大相撲が国技ともてはやされるようになったのは、つい最近の事です。
江戸時代に町方奉行により「質素倹約令」が出されて、「見世物小屋」も寺社方奉行の敷地内へと逃げ込んだのが始まりです。ですから、最初に「国技館」が建立されたのも両国の日向院境内の敷地内でした。江戸の大火で死者を数多く出して、新たに逃げる橋として両国橋が建立され、それらの死者を弔う目的で橋の袂に建てられた日向院境内です。

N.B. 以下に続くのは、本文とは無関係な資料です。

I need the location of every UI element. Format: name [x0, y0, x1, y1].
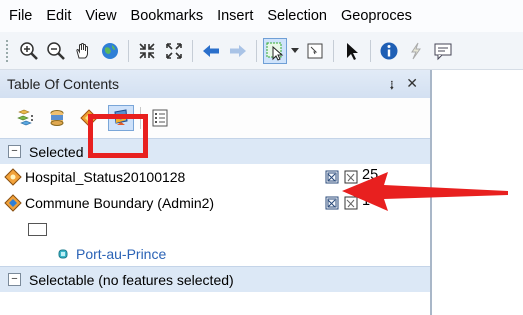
hyperlink-icon[interactable]	[404, 38, 428, 64]
layer-name: Hospital_Status20100128	[25, 169, 186, 185]
menu-edit[interactable]: Edit	[39, 8, 78, 24]
point-symbol-icon	[58, 249, 68, 259]
clear-selection-icon[interactable]	[303, 38, 327, 64]
toolbar-separator	[333, 39, 334, 62]
toc-title-bar: Table Of Contents ⭭ ✕	[0, 70, 430, 98]
fixed-zoom-out-icon[interactable]	[162, 38, 186, 64]
toolbar-separator	[128, 39, 129, 62]
point-layer-icon	[4, 168, 22, 186]
polygon-symbol-swatch[interactable]	[28, 223, 47, 236]
menu-insert[interactable]: Insert	[210, 8, 260, 24]
menu-view[interactable]: View	[78, 8, 123, 24]
pin-icon[interactable]: ⭭	[389, 75, 394, 99]
toolbar-separator	[192, 39, 193, 62]
group-selectable[interactable]: − Selectable (no features selected)	[0, 266, 430, 292]
list-by-drawing-order-icon[interactable]	[12, 105, 38, 131]
selectable-toggle-icon[interactable]	[325, 196, 339, 210]
polygon-layer-icon	[4, 194, 22, 212]
selectable-toggle-icon[interactable]	[325, 170, 339, 184]
menu-bar: File Edit View Bookmarks Insert Selectio…	[0, 0, 523, 32]
collapse-icon[interactable]: −	[8, 273, 21, 286]
legend-row	[0, 216, 430, 242]
collapse-icon[interactable]: −	[8, 145, 21, 158]
toc-title: Table Of Contents	[7, 76, 120, 92]
menu-bookmarks[interactable]: Bookmarks	[124, 8, 211, 24]
options-icon[interactable]	[147, 105, 173, 131]
html-popup-icon[interactable]	[431, 38, 455, 64]
sublayer-row[interactable]: Port-au-Prince	[0, 242, 430, 266]
fixed-zoom-in-icon[interactable]	[135, 38, 159, 64]
menu-selection[interactable]: Selection	[260, 8, 334, 24]
zoom-out-icon[interactable]	[44, 38, 68, 64]
close-icon[interactable]: ✕	[406, 75, 418, 99]
back-arrow-icon[interactable]	[199, 38, 223, 64]
toolbar-separator	[256, 39, 257, 62]
globe-full-extent-icon[interactable]	[98, 38, 122, 64]
group-label: Selected	[29, 143, 84, 160]
red-arrow-annotation	[342, 172, 508, 211]
zoom-in-icon[interactable]	[17, 38, 41, 64]
pan-hand-icon[interactable]	[71, 38, 95, 64]
chevron-down-icon[interactable]	[290, 38, 300, 64]
toc-toolbar	[0, 98, 430, 138]
menu-file[interactable]: File	[0, 8, 39, 24]
group-selected[interactable]: − Selected	[0, 138, 430, 164]
list-by-source-icon[interactable]	[44, 105, 70, 131]
menu-geoprocessing[interactable]: Geoproces	[334, 8, 419, 24]
sublayer-label: Port-au-Prince	[76, 246, 167, 262]
tools-toolbar	[0, 32, 523, 70]
forward-arrow-icon[interactable]	[226, 38, 250, 64]
select-features-icon[interactable]	[263, 37, 287, 64]
layer-name: Commune Boundary (Admin2)	[25, 195, 215, 211]
highlight-annotation	[88, 114, 148, 158]
group-label: Selectable (no features selected)	[29, 271, 234, 288]
identify-icon[interactable]	[377, 38, 401, 64]
select-elements-icon[interactable]	[340, 38, 364, 64]
toolbar-grip[interactable]	[6, 39, 10, 62]
toolbar-separator	[370, 39, 371, 62]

もっとも、途切れ途切れで「相舞」「素舞」「相撲」は、継承されて来ています。
古事記などで散見される記事では、「相撲節会(すまふせちえ)」です。聖武天皇が七夕祭りの余興として勅令を発して、全国から力自慢を集めています。(734年7月7日) それ以前の相撲としては、野見宿禰(のみすくね)と当麻蹴速(とうまのけはや)の戦いが有名です。戦勝者の野見宿禰(のみすくね)は、現在の国技館近くに神社として祀られています。
平安時代の「相撲節会」は、「農耕儀礼」でした。作物の吉凶を占ったのです。そのうち、天下泰平、子孫繁栄、五穀豊穣、常時大漁を祈願するようになりました。これが奉納相撲です。
戦国時代に入ると、「素手で武勇を競う」闘技場として再登場し、源頼朝、織田信長などが上覧相撲を愛したようです。
江戸時代に栄枯盛衰の憂き目を見ましたが、徳川幕府の将軍が御上覧相撲を開始したことで、日本全国大名の代理戦争のような繁盛ぶりで、盛況を極めたのですが「質素倹約令」以後は、神事として、ほそぼそと継続したのです。
この時、神事である証に「四本の柱は、青龍、白虎、朱雀、玄武(黒)」に塗られ、今では四隅の「房(ふさ)」として残っています。そして、四股を踏み、聖地を踏みしめ、柏手を打って、力水で自らの身を清めて神前相撲を執り行うのです。横綱は注連縄(しめなわ)ですよ。あくまでも神事に則っているのです。
明治時代は継続の大危機でした。ご贔屓の大名が無くなったのですからね。ここで、幸いだったのは明治天皇(大村寅次郎)が相撲好きであったことです。天(皇)覧相撲が再開したのです。